Le Maroc considère que l’ancienne colonie espagnole fait partie intégrante de son royaume, mais l’Algérie a soutenu le Front Polisario, qui cherche à obtenir l’indépendance.

L’Algérie ne reconnaît pas Israël, qu’elle désigne uniquement comme « l’entité sioniste ». En revanche, Israël a annoncé au début du mois, lors d’une visite officielle du ministre israélien des Affaires Etrangères Yair Lapid au Maroc, qu’il établirait des liens diplomatiques complets avec le Maroc dans les deux mois.

L’administration Trump a négocié un accord de normalisation entre Israël et le Maroc l’année dernière, rétablissant des liens qui avaient été rompus après le déclenchement de la deuxième Intifada en 2000. Toutefois, l’accord de 2020 n’a pas établi de relations diplomatiques complètes.

L’Algérie fait partie des pays méditerranéens qui ont connu des incendies de forêt ces dernières semaines. Le Maroc aussi a été touché.
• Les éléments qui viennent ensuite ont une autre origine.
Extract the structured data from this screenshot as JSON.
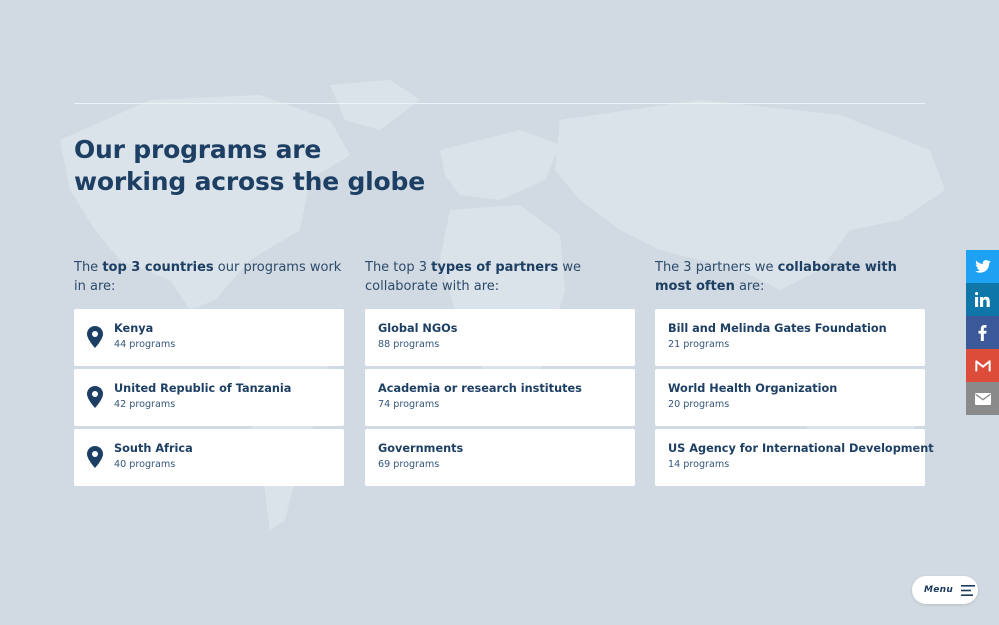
{
  "heading": {
    "line1": "Our programs are",
    "line2": "working across the globe"
  },
  "columns": [
    {
      "intro": {
        "pre": "The ",
        "bold": "top 3 countries",
        "post": " our programs work in are:"
      },
      "items": [
        {
          "name": "Kenya",
          "count": "44 programs"
        },
        {
          "name": "United Republic of Tanzania",
          "count": "42 programs"
        },
        {
          "name": "South Africa",
          "count": "40 programs"
        }
      ]
    },
    {
      "intro": {
        "pre": "The top 3 ",
        "bold": "types of partners",
        "post": " we collaborate with are:"
      },
      "items": [
        {
          "name": "Global NGOs",
          "count": "88 programs"
        },
        {
          "name": "Academia or research institutes",
          "count": "74 programs"
        },
        {
          "name": "Governments",
          "count": "69 programs"
        }
      ]
    },
    {
      "intro": {
        "pre": "The 3 partners we ",
        "bold": "collaborate with most often",
        "post": " are:"
      },
      "items": [
        {
          "name": "Bill and Melinda Gates Foundation",
          "count": "21 programs"
        },
        {
          "name": "World Health Organization",
          "count": "20 programs"
        },
        {
          "name": "US Agency for International Development",
          "count": "14 programs"
        }
      ]
    }
  ],
  "share": [
    {
      "icon": "twitter-icon",
      "color": "#1da1f2"
    },
    {
      "icon": "linkedin-icon",
      "color": "#0e76a8"
    },
    {
      "icon": "facebook-icon",
      "color": "#3b5998"
    },
    {
      "icon": "gmail-icon",
      "color": "#dd4b39"
    },
    {
      "icon": "email-icon",
      "color": "#8a8a8a"
    }
  ],
  "menu": {
    "label": "Menu"
  },
  "colors": {
    "background": "#d1dae2",
    "navy": "#1d3f63",
    "card": "#ffffff"
  }
}
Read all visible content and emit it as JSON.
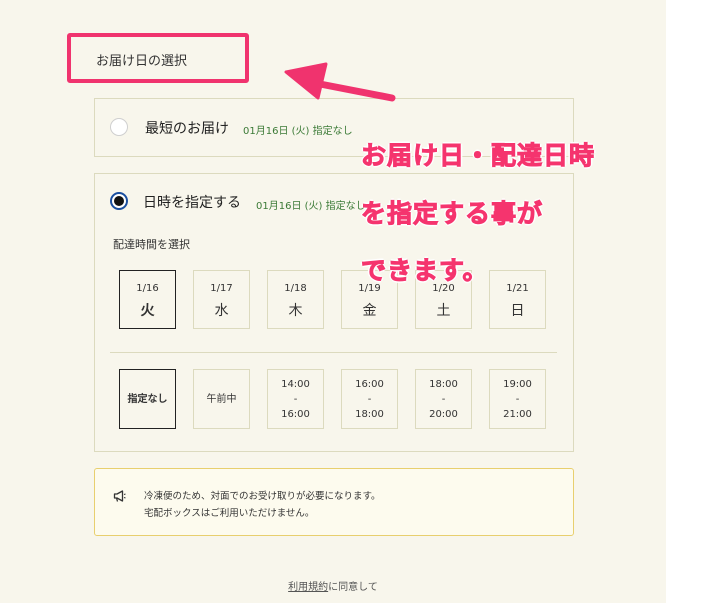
{
  "section": {
    "title": "お届け日の選択"
  },
  "option_earliest": {
    "label": "最短のお届け",
    "date": "01月16日 (火) 指定なし",
    "selected": false
  },
  "option_specify": {
    "label": "日時を指定する",
    "date": "01月16日 (火) 指定なし",
    "selected": true
  },
  "time_label": "配達時間を選択",
  "dates": [
    {
      "date": "1/16",
      "weekday": "火",
      "selected": true
    },
    {
      "date": "1/17",
      "weekday": "水",
      "selected": false
    },
    {
      "date": "1/18",
      "weekday": "木",
      "selected": false
    },
    {
      "date": "1/19",
      "weekday": "金",
      "selected": false
    },
    {
      "date": "1/20",
      "weekday": "土",
      "selected": false
    },
    {
      "date": "1/21",
      "weekday": "日",
      "selected": false
    }
  ],
  "time_slots": [
    {
      "line1": "指定なし",
      "line2": "",
      "line3": "",
      "selected": true
    },
    {
      "line1": "午前中",
      "line2": "",
      "line3": "",
      "selected": false
    },
    {
      "line1": "14:00",
      "line2": "-",
      "line3": "16:00",
      "selected": false
    },
    {
      "line1": "16:00",
      "line2": "-",
      "line3": "18:00",
      "selected": false
    },
    {
      "line1": "18:00",
      "line2": "-",
      "line3": "20:00",
      "selected": false
    },
    {
      "line1": "19:00",
      "line2": "-",
      "line3": "21:00",
      "selected": false
    }
  ],
  "notice": {
    "icon": "megaphone-icon",
    "line1": "冷凍便のため、対面でのお受け取りが必要になります。",
    "line2": "宅配ボックスはご利用いただけません。"
  },
  "footer": {
    "link": "利用規約",
    "text": "に同意して"
  },
  "annotation": {
    "line1": "お届け日・配達日時",
    "line2": "を指定する事が",
    "line3": "できます。"
  },
  "colors": {
    "accent": "#f5346e",
    "panel_bg": "#f8f6ec",
    "border": "#dcdabe",
    "date_green": "#3b7a36"
  }
}
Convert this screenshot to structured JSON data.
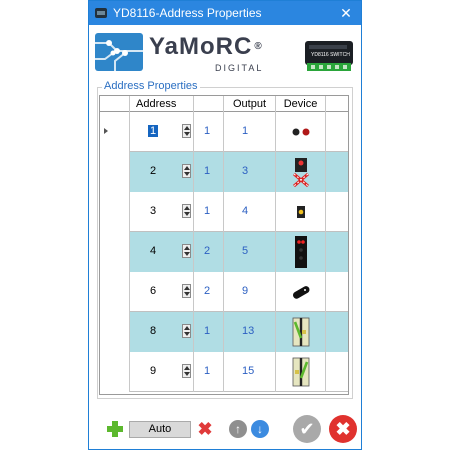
{
  "window": {
    "title": "YD8116-Address Properties",
    "close_label": "✕"
  },
  "banner": {
    "brand": "YaMoRC",
    "reg": "®",
    "sub": "DIGITAL",
    "device_label": "YD8116 SWITCH"
  },
  "group": {
    "label": "Address Properties"
  },
  "columns": {
    "address": "Address",
    "output": "Output",
    "device": "Device"
  },
  "rows": [
    {
      "address": "1",
      "mid": "1",
      "output": "1",
      "device": "double-led-icon",
      "alt": false,
      "selected": true
    },
    {
      "address": "2",
      "mid": "1",
      "output": "3",
      "device": "signal-cross-icon",
      "alt": true,
      "selected": false
    },
    {
      "address": "3",
      "mid": "1",
      "output": "4",
      "device": "yellow-signal-icon",
      "alt": false,
      "selected": false
    },
    {
      "address": "4",
      "mid": "2",
      "output": "5",
      "device": "red-signal-icon",
      "alt": true,
      "selected": false
    },
    {
      "address": "6",
      "mid": "2",
      "output": "9",
      "device": "uncoupler-icon",
      "alt": false,
      "selected": false
    },
    {
      "address": "8",
      "mid": "1",
      "output": "13",
      "device": "turnout-left-icon",
      "alt": true,
      "selected": false
    },
    {
      "address": "9",
      "mid": "1",
      "output": "15",
      "device": "turnout-right-icon",
      "alt": false,
      "selected": false
    }
  ],
  "toolbar": {
    "auto_label": "Auto",
    "up": "↑",
    "down": "↓",
    "ok": "✔",
    "cancel": "✖",
    "delete": "✖"
  },
  "colors": {
    "titlebar": "#2b86e0",
    "row_alt": "#b0dde4",
    "value_blue": "#2b5fc2",
    "accent_green": "#5cb82e",
    "accent_red": "#e03a3a"
  }
}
Les incendies en Algérie ont brûlé des dizaines de milliers d’hectares de forêt. Mercredi, les services d’urgence ont déclaré que tous les incendies avaient été éteints.

Selon les critiques, les autorités n’étaient pas préparées à ces incendies.

Israël a également connu une vague d’incendies de forêt, dont le plus récent, qui a duré trois jours, a dévasté des milliers d’hectares de forêt dans la banlieue de Jérusalem. Bien qu’il n’y ait eu aucun décès, des dégâts matériels ont été constatés dans les communautés touchées par l’incendie.